Читать книгу 20 MINUTES TO MASTER ... PAST LIFE THERAPY - Judy Hall - Страница 39
ADDICTIONS
ОглавлениеIf we die with the thought “There will never be enough …”, or desiring “More, more,” then we are likely to come back with an addictive personality. If the thought was, “There will never be enough love,” then the addiction is to relationships and what passes for ‘love’. If it was ‘money’, then the addiction is to material goods – the miser hoarding his wealth. On the other hand, that person may still be stuck in poverty consciousness: believing that there will never be enough money is often enough to ensure that there never is!
Denys Kelsey mentions addiction being linked to the practice of giving alcohol to deaden the pain of surgery in the days before anaesthetics. In battle conditions, on ships, etc, a bottle would be passed around those awaiting the surgeon’s knife. At least one alcoholic he regressed died with the thought: “There won’t be enough for me.”
People with this kind of strong desire often reincarnate quickly before any healing has been done, bringing the potential for the dependency back into the body. Something which has always struck me in my alcohol and drug counselling work is how young people are when they discover their ‘drug of choice’. I remember an alcoholic telling me with great relish that, aged 8, he drank a whole bottle of sherry and felt for the first time that he was totally satisfied: “It was something I had been looking for all my young life.”

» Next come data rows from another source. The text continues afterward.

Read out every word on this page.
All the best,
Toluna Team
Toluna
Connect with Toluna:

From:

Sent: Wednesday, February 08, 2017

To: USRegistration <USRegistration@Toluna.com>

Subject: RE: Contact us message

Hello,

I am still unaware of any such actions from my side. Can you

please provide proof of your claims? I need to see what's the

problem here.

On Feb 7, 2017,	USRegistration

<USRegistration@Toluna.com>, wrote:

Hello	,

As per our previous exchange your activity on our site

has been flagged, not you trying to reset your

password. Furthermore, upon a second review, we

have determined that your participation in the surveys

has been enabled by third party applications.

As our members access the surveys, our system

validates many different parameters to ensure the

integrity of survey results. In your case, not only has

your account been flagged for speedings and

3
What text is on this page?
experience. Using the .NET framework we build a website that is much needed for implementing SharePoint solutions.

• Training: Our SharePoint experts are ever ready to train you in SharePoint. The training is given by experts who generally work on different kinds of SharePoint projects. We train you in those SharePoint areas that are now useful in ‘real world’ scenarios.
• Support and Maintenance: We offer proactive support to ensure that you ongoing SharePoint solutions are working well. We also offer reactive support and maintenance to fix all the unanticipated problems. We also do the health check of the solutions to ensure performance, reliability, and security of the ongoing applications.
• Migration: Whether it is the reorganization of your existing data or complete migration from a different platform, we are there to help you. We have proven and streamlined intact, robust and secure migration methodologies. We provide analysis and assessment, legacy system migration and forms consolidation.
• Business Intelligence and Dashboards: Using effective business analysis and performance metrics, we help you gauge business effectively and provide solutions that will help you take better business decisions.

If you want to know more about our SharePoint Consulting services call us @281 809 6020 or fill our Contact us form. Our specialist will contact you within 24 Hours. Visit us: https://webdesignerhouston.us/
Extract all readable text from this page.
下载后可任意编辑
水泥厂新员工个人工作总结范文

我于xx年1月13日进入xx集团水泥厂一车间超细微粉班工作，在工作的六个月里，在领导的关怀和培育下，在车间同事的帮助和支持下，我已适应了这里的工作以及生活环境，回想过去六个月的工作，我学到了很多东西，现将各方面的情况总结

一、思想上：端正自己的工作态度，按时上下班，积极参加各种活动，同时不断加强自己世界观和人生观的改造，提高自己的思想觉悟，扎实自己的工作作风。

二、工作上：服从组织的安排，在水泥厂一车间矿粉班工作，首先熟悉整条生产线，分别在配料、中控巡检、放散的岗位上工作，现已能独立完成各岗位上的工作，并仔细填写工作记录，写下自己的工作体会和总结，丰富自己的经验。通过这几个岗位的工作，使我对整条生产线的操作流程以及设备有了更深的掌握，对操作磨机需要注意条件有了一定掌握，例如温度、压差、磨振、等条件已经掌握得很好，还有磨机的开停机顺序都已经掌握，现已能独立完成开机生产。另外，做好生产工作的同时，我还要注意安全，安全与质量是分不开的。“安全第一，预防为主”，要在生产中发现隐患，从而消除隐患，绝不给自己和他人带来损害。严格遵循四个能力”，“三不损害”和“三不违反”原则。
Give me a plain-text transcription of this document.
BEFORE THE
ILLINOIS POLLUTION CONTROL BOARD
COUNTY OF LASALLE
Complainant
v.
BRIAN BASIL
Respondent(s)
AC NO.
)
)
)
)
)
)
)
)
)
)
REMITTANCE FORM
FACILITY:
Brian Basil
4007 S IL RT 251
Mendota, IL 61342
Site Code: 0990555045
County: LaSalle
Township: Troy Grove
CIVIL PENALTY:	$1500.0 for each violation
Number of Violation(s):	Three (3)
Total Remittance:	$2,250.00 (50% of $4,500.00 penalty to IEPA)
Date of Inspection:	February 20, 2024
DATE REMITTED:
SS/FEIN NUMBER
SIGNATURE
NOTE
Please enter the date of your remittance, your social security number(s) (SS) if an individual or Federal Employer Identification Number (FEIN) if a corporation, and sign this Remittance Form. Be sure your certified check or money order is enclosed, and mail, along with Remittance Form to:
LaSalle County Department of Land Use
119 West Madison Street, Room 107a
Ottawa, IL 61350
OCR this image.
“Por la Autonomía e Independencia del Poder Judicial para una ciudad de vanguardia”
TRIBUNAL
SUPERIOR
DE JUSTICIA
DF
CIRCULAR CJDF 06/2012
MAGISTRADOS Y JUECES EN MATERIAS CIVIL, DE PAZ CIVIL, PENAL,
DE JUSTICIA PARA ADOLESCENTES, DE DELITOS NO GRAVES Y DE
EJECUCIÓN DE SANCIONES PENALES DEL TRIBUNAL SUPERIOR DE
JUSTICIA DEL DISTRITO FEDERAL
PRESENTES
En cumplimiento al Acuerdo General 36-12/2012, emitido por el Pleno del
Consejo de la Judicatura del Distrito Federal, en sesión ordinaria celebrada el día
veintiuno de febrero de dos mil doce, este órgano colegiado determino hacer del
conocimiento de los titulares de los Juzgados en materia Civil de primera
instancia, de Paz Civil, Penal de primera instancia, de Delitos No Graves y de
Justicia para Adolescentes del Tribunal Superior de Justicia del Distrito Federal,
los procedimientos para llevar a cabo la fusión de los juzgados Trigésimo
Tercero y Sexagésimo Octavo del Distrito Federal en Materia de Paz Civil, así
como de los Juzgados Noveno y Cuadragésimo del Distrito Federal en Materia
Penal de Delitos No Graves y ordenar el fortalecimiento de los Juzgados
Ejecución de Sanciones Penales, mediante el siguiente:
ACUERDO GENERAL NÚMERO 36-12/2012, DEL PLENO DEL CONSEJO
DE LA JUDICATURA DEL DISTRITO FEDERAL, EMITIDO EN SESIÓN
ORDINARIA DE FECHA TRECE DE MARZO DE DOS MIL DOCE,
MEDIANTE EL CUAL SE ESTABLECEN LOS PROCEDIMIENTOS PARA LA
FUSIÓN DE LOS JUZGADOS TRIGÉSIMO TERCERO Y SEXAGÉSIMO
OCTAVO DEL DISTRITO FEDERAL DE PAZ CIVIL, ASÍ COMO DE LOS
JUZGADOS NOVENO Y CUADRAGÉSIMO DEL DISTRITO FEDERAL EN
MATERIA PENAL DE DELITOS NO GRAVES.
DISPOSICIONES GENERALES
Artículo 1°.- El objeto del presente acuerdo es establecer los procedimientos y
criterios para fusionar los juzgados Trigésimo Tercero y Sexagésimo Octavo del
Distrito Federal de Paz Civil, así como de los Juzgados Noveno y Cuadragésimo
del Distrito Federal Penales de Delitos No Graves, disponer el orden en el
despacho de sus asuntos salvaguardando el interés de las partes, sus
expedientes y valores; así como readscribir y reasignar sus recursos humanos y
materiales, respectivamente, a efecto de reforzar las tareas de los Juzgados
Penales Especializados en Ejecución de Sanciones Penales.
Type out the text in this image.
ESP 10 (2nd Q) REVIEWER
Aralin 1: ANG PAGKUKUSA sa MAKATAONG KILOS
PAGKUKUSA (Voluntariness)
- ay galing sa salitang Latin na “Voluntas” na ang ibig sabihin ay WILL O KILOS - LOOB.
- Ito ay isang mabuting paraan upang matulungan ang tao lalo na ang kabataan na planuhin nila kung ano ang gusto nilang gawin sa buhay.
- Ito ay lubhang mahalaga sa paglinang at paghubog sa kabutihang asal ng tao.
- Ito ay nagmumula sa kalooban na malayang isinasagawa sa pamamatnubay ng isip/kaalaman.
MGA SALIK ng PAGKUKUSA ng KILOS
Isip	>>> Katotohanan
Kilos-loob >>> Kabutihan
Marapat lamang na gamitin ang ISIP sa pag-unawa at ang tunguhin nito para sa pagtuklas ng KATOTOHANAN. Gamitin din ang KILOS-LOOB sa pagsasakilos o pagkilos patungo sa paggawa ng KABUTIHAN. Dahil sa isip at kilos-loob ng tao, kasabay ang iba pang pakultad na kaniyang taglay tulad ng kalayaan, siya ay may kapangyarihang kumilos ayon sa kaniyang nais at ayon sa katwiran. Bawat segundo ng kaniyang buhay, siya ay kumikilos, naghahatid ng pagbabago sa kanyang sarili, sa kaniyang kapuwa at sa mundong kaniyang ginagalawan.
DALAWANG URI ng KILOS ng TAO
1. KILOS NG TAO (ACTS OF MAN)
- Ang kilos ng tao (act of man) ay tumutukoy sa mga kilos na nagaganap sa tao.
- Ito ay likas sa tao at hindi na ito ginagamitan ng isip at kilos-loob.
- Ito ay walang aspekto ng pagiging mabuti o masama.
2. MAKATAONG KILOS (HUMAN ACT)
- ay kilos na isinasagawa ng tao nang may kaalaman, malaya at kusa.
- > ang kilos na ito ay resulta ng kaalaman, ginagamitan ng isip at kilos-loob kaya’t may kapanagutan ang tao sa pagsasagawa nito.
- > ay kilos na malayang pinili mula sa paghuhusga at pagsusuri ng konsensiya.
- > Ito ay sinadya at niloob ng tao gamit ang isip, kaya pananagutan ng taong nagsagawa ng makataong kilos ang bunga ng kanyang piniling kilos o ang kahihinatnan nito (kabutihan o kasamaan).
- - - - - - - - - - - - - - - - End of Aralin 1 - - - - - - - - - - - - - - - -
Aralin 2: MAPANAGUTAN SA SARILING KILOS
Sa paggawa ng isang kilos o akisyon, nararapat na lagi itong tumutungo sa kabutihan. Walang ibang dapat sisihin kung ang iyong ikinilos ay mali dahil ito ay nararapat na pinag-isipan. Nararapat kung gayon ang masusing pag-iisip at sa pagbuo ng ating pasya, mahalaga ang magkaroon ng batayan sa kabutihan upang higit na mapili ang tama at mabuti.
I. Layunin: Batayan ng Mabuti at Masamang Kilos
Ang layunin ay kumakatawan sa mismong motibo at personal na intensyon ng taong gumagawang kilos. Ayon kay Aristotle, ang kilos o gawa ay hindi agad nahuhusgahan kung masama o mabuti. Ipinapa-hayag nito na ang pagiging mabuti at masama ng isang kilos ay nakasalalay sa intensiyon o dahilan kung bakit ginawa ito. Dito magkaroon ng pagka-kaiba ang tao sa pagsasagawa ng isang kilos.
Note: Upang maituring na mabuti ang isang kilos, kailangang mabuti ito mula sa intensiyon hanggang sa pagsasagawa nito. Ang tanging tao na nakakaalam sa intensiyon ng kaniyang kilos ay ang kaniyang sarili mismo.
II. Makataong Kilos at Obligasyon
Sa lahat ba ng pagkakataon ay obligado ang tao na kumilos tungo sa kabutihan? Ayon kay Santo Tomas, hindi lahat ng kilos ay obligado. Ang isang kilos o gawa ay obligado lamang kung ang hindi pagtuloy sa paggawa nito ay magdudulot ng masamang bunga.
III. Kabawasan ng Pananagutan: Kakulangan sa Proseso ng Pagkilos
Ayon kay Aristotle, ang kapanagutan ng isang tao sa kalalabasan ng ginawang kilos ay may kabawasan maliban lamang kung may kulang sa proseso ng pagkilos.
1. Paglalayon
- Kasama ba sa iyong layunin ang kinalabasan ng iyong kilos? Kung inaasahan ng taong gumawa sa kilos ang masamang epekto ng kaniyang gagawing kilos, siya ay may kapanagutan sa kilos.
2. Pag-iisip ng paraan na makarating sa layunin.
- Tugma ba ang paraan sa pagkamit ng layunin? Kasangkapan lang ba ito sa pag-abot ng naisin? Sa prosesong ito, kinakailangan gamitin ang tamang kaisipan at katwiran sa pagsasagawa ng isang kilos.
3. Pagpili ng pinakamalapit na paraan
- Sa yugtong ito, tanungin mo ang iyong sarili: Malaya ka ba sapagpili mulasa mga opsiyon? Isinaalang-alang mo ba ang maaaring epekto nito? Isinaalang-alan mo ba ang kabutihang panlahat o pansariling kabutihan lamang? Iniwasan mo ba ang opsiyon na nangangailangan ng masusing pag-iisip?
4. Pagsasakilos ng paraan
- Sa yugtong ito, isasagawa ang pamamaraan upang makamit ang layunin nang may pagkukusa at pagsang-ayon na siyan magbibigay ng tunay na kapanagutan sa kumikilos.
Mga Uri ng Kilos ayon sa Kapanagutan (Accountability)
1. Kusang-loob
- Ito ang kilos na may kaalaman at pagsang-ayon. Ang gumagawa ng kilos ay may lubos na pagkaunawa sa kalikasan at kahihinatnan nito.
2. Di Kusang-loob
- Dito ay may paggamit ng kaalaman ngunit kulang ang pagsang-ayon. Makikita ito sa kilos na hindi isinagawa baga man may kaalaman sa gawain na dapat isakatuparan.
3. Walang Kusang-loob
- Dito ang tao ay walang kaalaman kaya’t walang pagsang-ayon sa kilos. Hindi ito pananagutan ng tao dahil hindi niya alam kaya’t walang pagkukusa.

Some drug addictions continually re-run an earlier dependency on ‘medicine’: sleeping drops, ‘nerve tonics’, etc, which contained morphine or other addictive substances. Laudanum was very popular with several generations of women. In some cultures, drugs were routinely used either as sedatives or as spiritual aids. Other addicts may be replaying an opium addiction – thousands of Chinese were introduced to opium by the British government who had a vested interest in maintaining the addiction; and the gin palaces of the British Industrial Revolution killed the pain of existence for many thousands more people.